Measurements of Iceberg Melt Rates Using High-Resolution GPS and Iceberg Surface Scans

Increasing freshwater input to the subpolar North Atlantic through iceberg melting can influence fjord-scale to basin-scale ocean circulation. However, the magnitude, timing, and distribution of this freshwater have been challenging to quantify due to minimal direct observations of subsurface iceberg geometry and melt rates. Here we present novel in situ methods capturing iceberg change at high-temporal and -spatial resolution using four high-precision GPS units deployed on two large icebergs (>500 m length). In combination with measurements of surface and subsurface geometry, we calculate iceberg melt rates between 0.10 and 0.27 m/d over the 9-day survey. These melt rates are lower than those proposed in previous studies, likely due to using individual subsurface iceberg geometries in calculations.
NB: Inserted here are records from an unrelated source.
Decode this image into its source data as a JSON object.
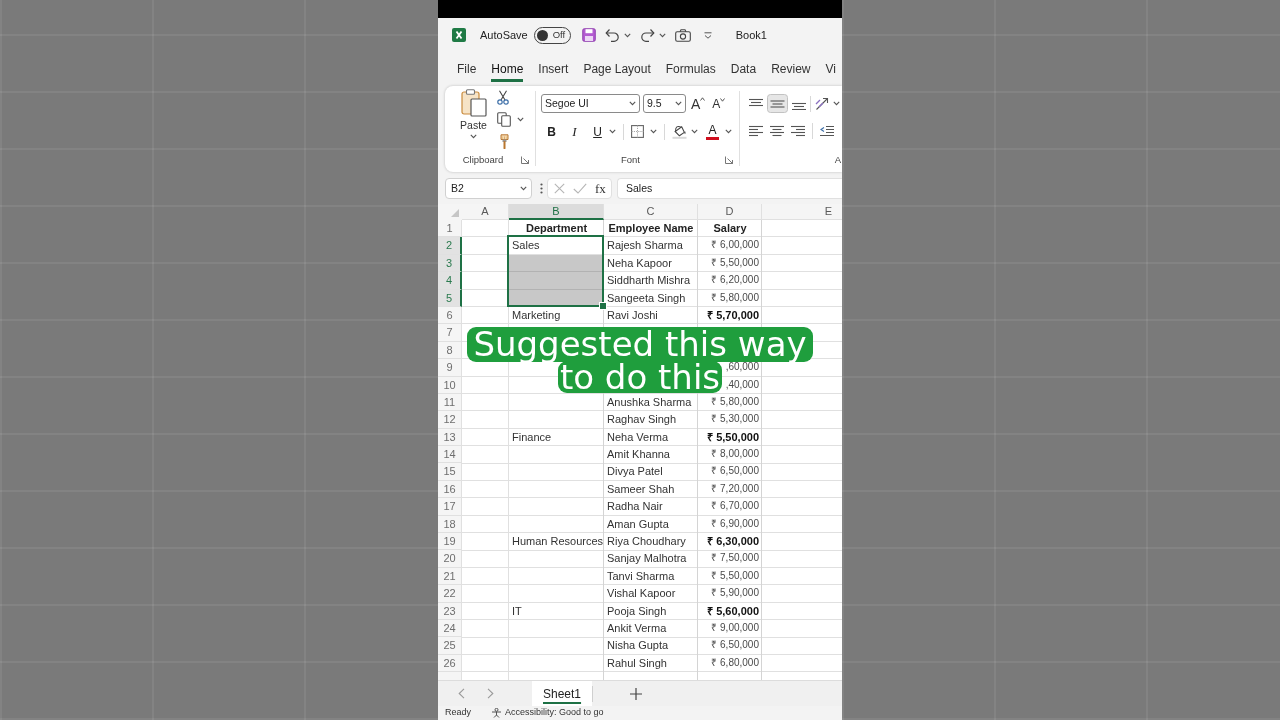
{
  "title_bar": {
    "autosave_label": "AutoSave",
    "autosave": {
      "label": "Off",
      "on": false
    },
    "document_title": "Book1"
  },
  "ribbon_tabs": [
    {
      "label": "File",
      "selected": false
    },
    {
      "label": "Home",
      "selected": true
    },
    {
      "label": "Insert",
      "selected": false
    },
    {
      "label": "Page Layout",
      "selected": false
    },
    {
      "label": "Formulas",
      "selected": false
    },
    {
      "label": "Data",
      "selected": false
    },
    {
      "label": "Review",
      "selected": false
    },
    {
      "label": "Vi",
      "selected": false
    }
  ],
  "ribbon": {
    "clipboard": {
      "paste_label": "Paste",
      "group_label": "Clipboard"
    },
    "font": {
      "font_name": "Segoe UI",
      "font_size": "9.5",
      "grow_label": "A",
      "shrink_label": "A",
      "format_buttons": [
        {
          "kind": "bold",
          "label": "B"
        },
        {
          "kind": "italic",
          "label": "I"
        },
        {
          "kind": "underline",
          "label": "U"
        }
      ],
      "font_color_label": "A",
      "group_label": "Font"
    },
    "alignment": {
      "buttons": [
        {
          "kind": "top",
          "selected": false
        },
        {
          "kind": "middle",
          "selected": true
        },
        {
          "kind": "bottom",
          "selected": false
        },
        {
          "kind": "left",
          "selected": false
        },
        {
          "kind": "center",
          "selected": false
        },
        {
          "kind": "right",
          "selected": false
        }
      ],
      "group_label": "A"
    }
  },
  "formula_bar": {
    "name_box": "B2",
    "function_label": "fx",
    "formula": "Sales"
  },
  "sheet": {
    "columns": [
      {
        "label": "A",
        "selected": false
      },
      {
        "label": "B",
        "selected": true
      },
      {
        "label": "C",
        "selected": false
      },
      {
        "label": "D",
        "selected": false
      },
      {
        "label": "E",
        "selected": false
      }
    ],
    "rows": [
      {
        "number": "1",
        "kind": "header",
        "selected": false,
        "department": "Department",
        "employee": "Employee Name",
        "salary": "Salary"
      },
      {
        "number": "2",
        "kind": "data",
        "selected": true,
        "department": "Sales",
        "department_shaded": false,
        "employee": "Rajesh Sharma",
        "salary": "₹ 6,00,000",
        "salary_bold": false
      },
      {
        "number": "3",
        "kind": "data",
        "selected": true,
        "department_shaded": true,
        "employee": "Neha Kapoor",
        "salary": "₹ 5,50,000",
        "salary_bold": false
      },
      {
        "number": "4",
        "kind": "data",
        "selected": true,
        "department_shaded": true,
        "employee": "Siddharth Mishra",
        "salary": "₹ 6,20,000",
        "salary_bold": false
      },
      {
        "number": "5",
        "kind": "data",
        "selected": true,
        "department_shaded": true,
        "employee": "Sangeeta Singh",
        "salary": "₹ 5,80,000",
        "salary_bold": false
      },
      {
        "number": "6",
        "kind": "data",
        "selected": false,
        "department": "Marketing",
        "department_shaded": false,
        "employee": "Ravi Joshi",
        "salary": "₹ 5,70,000",
        "salary_bold": true
      },
      {
        "number": "7",
        "kind": "data",
        "selected": false
      },
      {
        "number": "8",
        "kind": "data",
        "selected": false
      },
      {
        "number": "9",
        "kind": "data",
        "selected": false,
        "department_shaded": false,
        "salary": ",60,000",
        "salary_bold": false
      },
      {
        "number": "10",
        "kind": "data",
        "selected": false,
        "department_shaded": false,
        "salary": ",40,000",
        "salary_bold": false
      },
      {
        "number": "11",
        "kind": "data",
        "selected": false,
        "department_shaded": false,
        "employee": "Anushka Sharma",
        "salary": "₹ 5,80,000",
        "salary_bold": false
      },
      {
        "number": "12",
        "kind": "data",
        "selected": false,
        "department_shaded": false,
        "employee": "Raghav Singh",
        "salary": "₹ 5,30,000",
        "salary_bold": false
      },
      {
        "number": "13",
        "kind": "data",
        "selected": false,
        "department": "Finance",
        "department_shaded": false,
        "employee": "Neha Verma",
        "salary": "₹ 5,50,000",
        "salary_bold": true
      },
      {
        "number": "14",
        "kind": "data",
        "selected": false,
        "department_shaded": false,
        "employee": "Amit Khanna",
        "salary": "₹ 8,00,000",
        "salary_bold": false
      },
      {
        "number": "15",
        "kind": "data",
        "selected": false,
        "department_shaded": false,
        "employee": "Divya Patel",
        "salary": "₹ 6,50,000",
        "salary_bold": false
      },
      {
        "number": "16",
        "kind": "data",
        "selected": false,
        "department_shaded": false,
        "employee": "Sameer Shah",
        "salary": "₹ 7,20,000",
        "salary_bold": false
      },
      {
        "number": "17",
        "kind": "data",
        "selected": false,
        "department_shaded": false,
        "employee": "Radha Nair",
        "salary": "₹ 6,70,000",
        "salary_bold": false
      },
      {
        "number": "18",
        "kind": "data",
        "selected": false,
        "department_shaded": false,
        "employee": "Aman Gupta",
        "salary": "₹ 6,90,000",
        "salary_bold": false
      },
      {
        "number": "19",
        "kind": "data",
        "selected": false,
        "department": "Human Resources",
        "department_shaded": false,
        "employee": "Riya Choudhary",
        "salary": "₹ 6,30,000",
        "salary_bold": true
      },
      {
        "number": "20",
        "kind": "data",
        "selected": false,
        "department_shaded": false,
        "employee": "Sanjay Malhotra",
        "salary": "₹ 7,50,000",
        "salary_bold": false
      },
      {
        "number": "21",
        "kind": "data",
        "selected": false,
        "department_shaded": false,
        "employee": "Tanvi Sharma",
        "salary": "₹ 5,50,000",
        "salary_bold": false
      },
      {
        "number": "22",
        "kind": "data",
        "selected": false,
        "department_shaded": false,
        "employee": "Vishal Kapoor",
        "salary": "₹ 5,90,000",
        "salary_bold": false
      },
      {
        "number": "23",
        "kind": "data",
        "selected": false,
        "department": "IT",
        "department_shaded": false,
        "employee": "Pooja Singh",
        "salary": "₹ 5,60,000",
        "salary_bold": true
      },
      {
        "number": "24",
        "kind": "data",
        "selected": false,
        "department_shaded": false,
        "employee": "Ankit Verma",
        "salary": "₹ 9,00,000",
        "salary_bold": false
      },
      {
        "number": "25",
        "kind": "data",
        "selected": false,
        "department_shaded": false,
        "employee": "Nisha Gupta",
        "salary": "₹ 6,50,000",
        "salary_bold": false
      },
      {
        "number": "26",
        "kind": "data",
        "selected": false,
        "department_shaded": false,
        "employee": "Rahul Singh",
        "salary": "₹ 6,80,000",
        "salary_bold": false
      }
    ]
  },
  "caption": {
    "lines": [
      "Suggested this way",
      "to do this"
    ]
  },
  "sheet_tabs": [
    {
      "label": "Sheet1",
      "selected": true
    }
  ],
  "status_bar": {
    "status": "Ready",
    "accessibility": "Accessibility: Good to go"
  }
}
In combining these new measurements of iceberg geometry and melt rate with the broad spatial coverage of remote sensing, we can better predict the impact of increasing freshwater injection from the Greenland Ice Sheet.

Automated summary

The study presents a novel in situ method using high-precision GPS units to capture iceberg melt rates at a high temporal and spatial resolution. The calculated melt rates are lower than previous studies, likely due to using individual subsurface iceberg geometries in calculations. By combining these new measurements with remote sensing data, a better prediction of the impact of increasing freshwater input from the Greenland Ice Sheet can be made.